Friends with Benefits

Rom-coms are a funny thing, and by that I mean funny-peculiar, not funny-ha-ha. And by funny-peculiar I mean awful. Just awful. They’re never romantic (unless your idea of romance is a needy buffoon up a famous landmark) and rarely comedic. Depressingly, they’re also hugely popular and profitable, so Hollywood keeps farting out these vast pink clouds of saccharine bum-gas to stink up our multiplexes and living-rooms.

I’m not a fan.

Imagine, then, my delight at finding that I had to spend ninety minutes of my life with something called Friends with Benefits. It’s got him from the Mickey Mouse Club and her from Family Guy in it. They want to have sex but they don’t want to fall in love. Jesus. OK, let’s get this over with…

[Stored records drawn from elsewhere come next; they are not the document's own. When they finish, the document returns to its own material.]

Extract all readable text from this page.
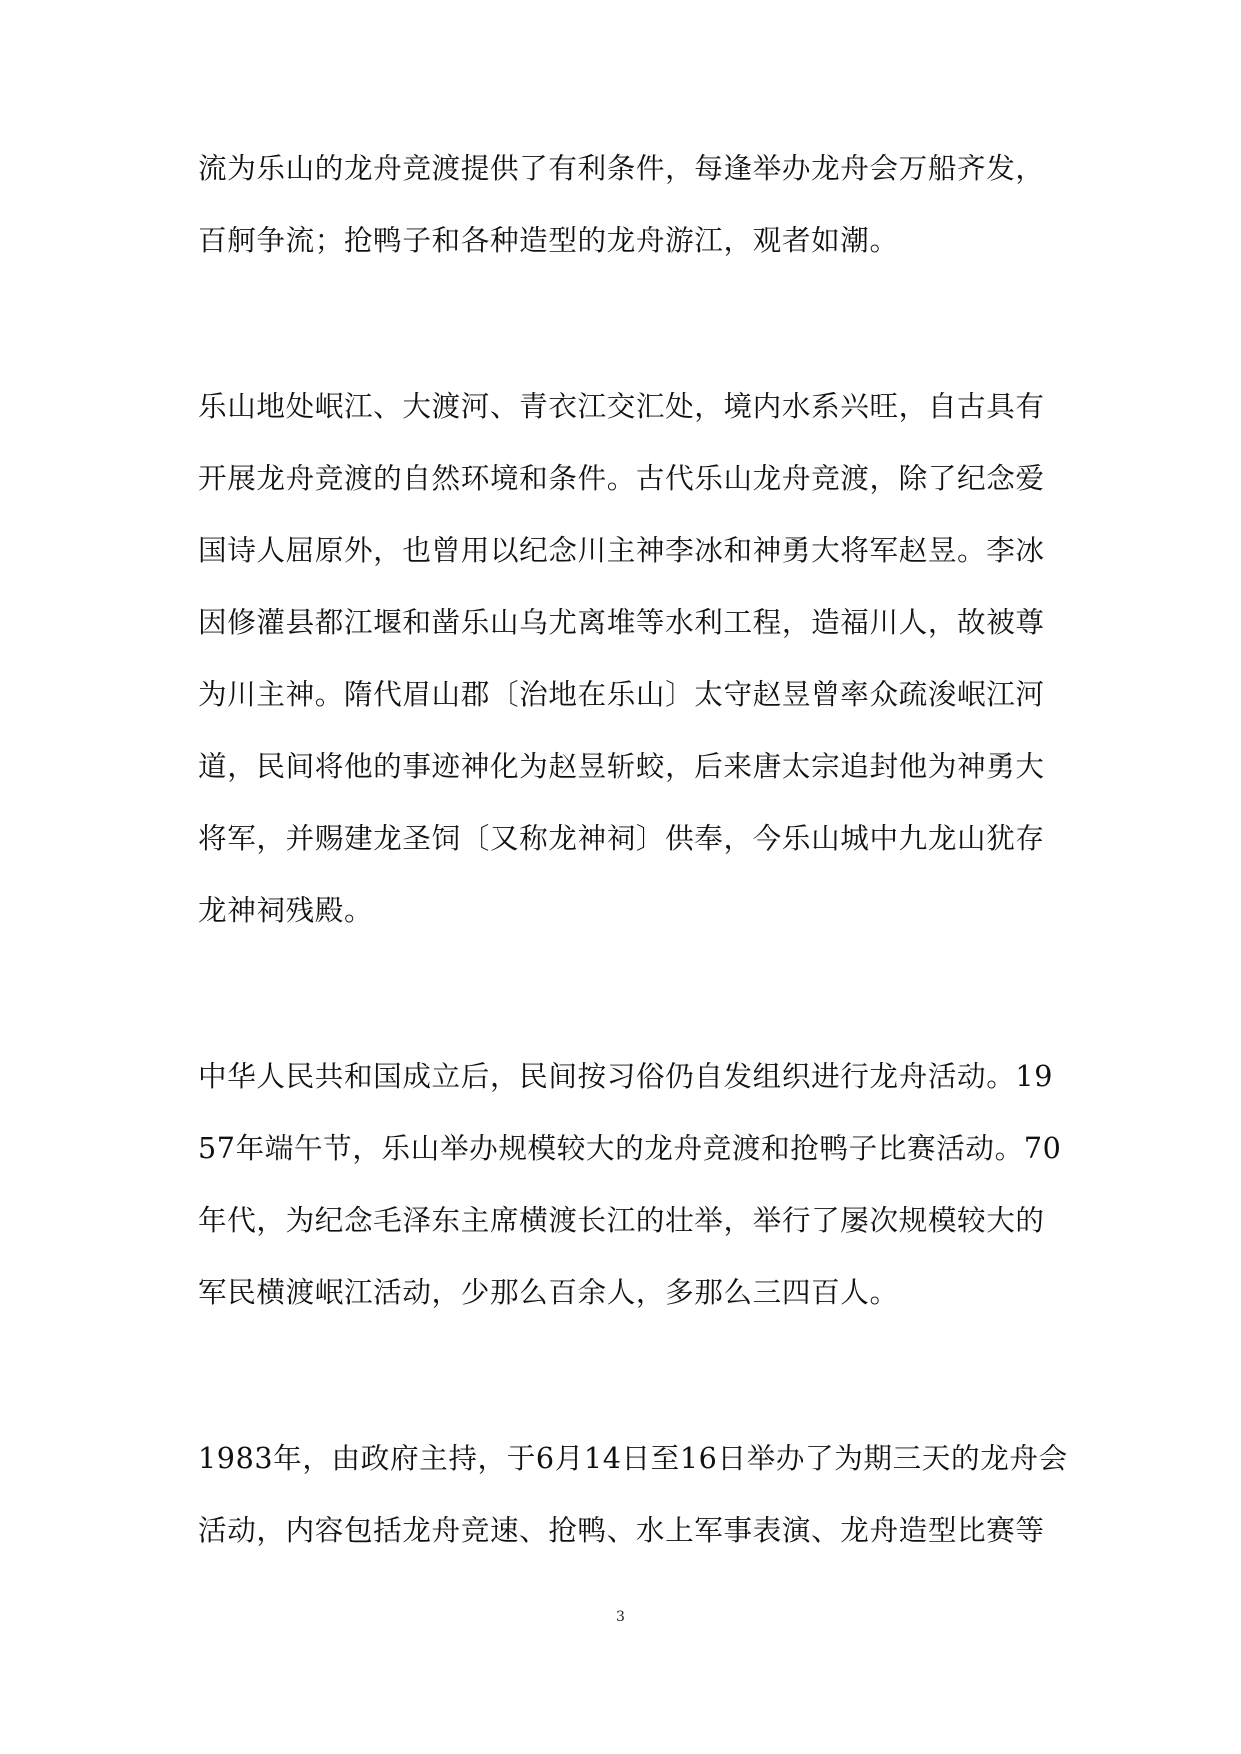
流为乐山的龙舟竞渡提供了有利条件，每逢举办龙舟会万船齐发，
百舸争流；抢鸭子和各种造型的龙舟游江，观者如潮。
乐山地处岷江、大渡河、青衣江交汇处，境内水系兴旺，自古具有
开展龙舟竞渡的自然环境和条件。古代乐山龙舟竞渡，除了纪念爱
国诗人屈原外，也曾用以纪念川主神李冰和神勇大将军赵昱。李冰
因修灌县都江堰和凿乐山乌尤离堆等水利工程，造福川人，故被尊
为川主神。隋代眉山郡〔治地在乐山〕太守赵昱曾率众疏浚岷江河
道，民间将他的事迹神化为赵昱斩蛟，后来唐太宗追封他为神勇大
将军，并赐建龙圣饲〔又称龙神祠〕供奉，今乐山城中九龙山犹存
龙神祠残殿。
中华人民共和国成立后，民间按习俗仍自发组织进行龙舟活动。19
57年端午节，乐山举办规模较大的龙舟竞渡和抢鸭子比赛活动。70
年代，为纪念毛泽东主席横渡长江的壮举，举行了屡次规模较大的
军民横渡岷江活动，少那么百余人，多那么三四百人。
1983年，由政府主持，于6月14日至16日举办了为期三天的龙舟会
活动，内容包括龙舟竞速、抢鸭、水上军事表演、龙舟造型比赛等
3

And then something strange happened. There’s Timberlake. Mmm, he’s handsome. There’s Kunis. My, she is handsome. He’s jumping into a nice car. She’s talking on a ‘phone. They’re… Oh… Hang on… I didn’t expect… Ah!

Then something else happened which was - get this - actually funny. And it wasn’t the only time. In fact, the film spent a good deal of its time being actually funny. Properly, laugh-out-loud funny. And clever. And charming.

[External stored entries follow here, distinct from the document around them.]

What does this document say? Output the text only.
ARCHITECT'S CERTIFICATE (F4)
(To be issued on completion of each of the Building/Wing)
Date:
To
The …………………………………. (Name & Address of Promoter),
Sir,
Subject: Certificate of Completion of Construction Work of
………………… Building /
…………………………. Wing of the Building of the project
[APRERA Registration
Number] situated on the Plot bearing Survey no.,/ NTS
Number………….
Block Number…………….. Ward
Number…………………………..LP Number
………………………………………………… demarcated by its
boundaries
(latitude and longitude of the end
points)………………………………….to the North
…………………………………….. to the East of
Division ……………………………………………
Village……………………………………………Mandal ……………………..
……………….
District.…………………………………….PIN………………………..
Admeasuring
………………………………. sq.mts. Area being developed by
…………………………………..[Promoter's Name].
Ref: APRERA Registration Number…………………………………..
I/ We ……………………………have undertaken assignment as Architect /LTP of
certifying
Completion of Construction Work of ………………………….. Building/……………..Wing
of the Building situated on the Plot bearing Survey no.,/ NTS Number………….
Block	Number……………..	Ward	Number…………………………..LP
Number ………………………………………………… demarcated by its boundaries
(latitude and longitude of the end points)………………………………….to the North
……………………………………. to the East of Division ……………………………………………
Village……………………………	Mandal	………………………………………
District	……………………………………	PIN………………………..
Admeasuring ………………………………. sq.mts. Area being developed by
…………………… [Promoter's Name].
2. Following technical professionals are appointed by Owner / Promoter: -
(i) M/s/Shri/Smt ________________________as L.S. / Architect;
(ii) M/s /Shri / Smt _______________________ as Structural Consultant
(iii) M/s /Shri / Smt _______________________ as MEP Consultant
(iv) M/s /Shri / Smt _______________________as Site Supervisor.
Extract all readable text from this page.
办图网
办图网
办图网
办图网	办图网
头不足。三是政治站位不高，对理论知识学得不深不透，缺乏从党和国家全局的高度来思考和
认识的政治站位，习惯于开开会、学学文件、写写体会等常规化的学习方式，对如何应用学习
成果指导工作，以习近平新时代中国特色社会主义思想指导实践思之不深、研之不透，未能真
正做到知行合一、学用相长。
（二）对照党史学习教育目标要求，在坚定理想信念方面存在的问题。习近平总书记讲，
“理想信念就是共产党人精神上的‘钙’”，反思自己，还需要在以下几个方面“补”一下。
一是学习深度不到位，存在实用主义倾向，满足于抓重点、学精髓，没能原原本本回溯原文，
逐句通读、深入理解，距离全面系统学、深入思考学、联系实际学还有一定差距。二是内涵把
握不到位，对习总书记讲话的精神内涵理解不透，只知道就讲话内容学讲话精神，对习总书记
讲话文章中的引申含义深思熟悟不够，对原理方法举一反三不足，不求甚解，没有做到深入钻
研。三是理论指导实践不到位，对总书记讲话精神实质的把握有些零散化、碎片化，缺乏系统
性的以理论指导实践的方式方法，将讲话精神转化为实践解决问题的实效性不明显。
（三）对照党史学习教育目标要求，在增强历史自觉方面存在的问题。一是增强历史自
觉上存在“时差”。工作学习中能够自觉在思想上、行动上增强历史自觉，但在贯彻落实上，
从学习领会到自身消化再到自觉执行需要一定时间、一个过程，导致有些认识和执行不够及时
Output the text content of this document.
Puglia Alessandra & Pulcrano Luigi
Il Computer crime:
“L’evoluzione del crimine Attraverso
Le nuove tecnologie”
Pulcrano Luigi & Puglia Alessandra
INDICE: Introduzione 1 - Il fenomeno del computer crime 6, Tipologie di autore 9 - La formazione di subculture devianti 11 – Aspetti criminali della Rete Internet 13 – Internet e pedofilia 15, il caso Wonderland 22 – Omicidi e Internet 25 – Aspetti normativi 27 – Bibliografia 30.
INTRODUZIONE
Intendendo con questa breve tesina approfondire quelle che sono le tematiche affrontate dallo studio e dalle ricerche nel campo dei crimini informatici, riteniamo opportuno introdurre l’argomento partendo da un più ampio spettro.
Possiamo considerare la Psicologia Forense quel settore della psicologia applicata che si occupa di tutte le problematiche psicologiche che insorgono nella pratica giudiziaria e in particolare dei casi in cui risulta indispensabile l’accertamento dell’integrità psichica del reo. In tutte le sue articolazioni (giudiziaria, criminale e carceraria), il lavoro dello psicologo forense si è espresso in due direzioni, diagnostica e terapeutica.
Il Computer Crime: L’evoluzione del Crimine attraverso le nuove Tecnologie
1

You see, FWB attempts a rather clever trick; it is, at its core, a pure rom-com, but it grabs every opportunity to poke fun at the genre it represents. It satirises the clichés, subverts the rules and toys with our expectations. It plays to the gallery for laughs with a knowing wink. It even ridicules itself.

Now, all this is a nice idea, but does it work? Well, yes, almost completely. It’s not perfect, but its minor flaws are easily overlooked in light of the delightful surprises offered up. Timberlake and Kunis are fantastic and provide a great on-screen couple that we actually care about.  There are some inspired supporting performances, too. Patricia Clarkson is great as Kunis’s fly-by-night (literally) bohemian Mother, and the wonderful Richard Jenkins is predictably excellent as Timberlake’s Alzheimers suffering Father. Woody Harrelson even pops up as an aggressively homosexual sports-writer, dementedly upending the gay-best-friend cliché.

All this, and the fact that the film provides honest-to-God belly-laughs, stops it from folding in on itself and being neither rom-com nor satire. Friends with Benefits manages to have its cake and eat it, but do Timberlake and Kunis? I think you’ll enjoy finding out.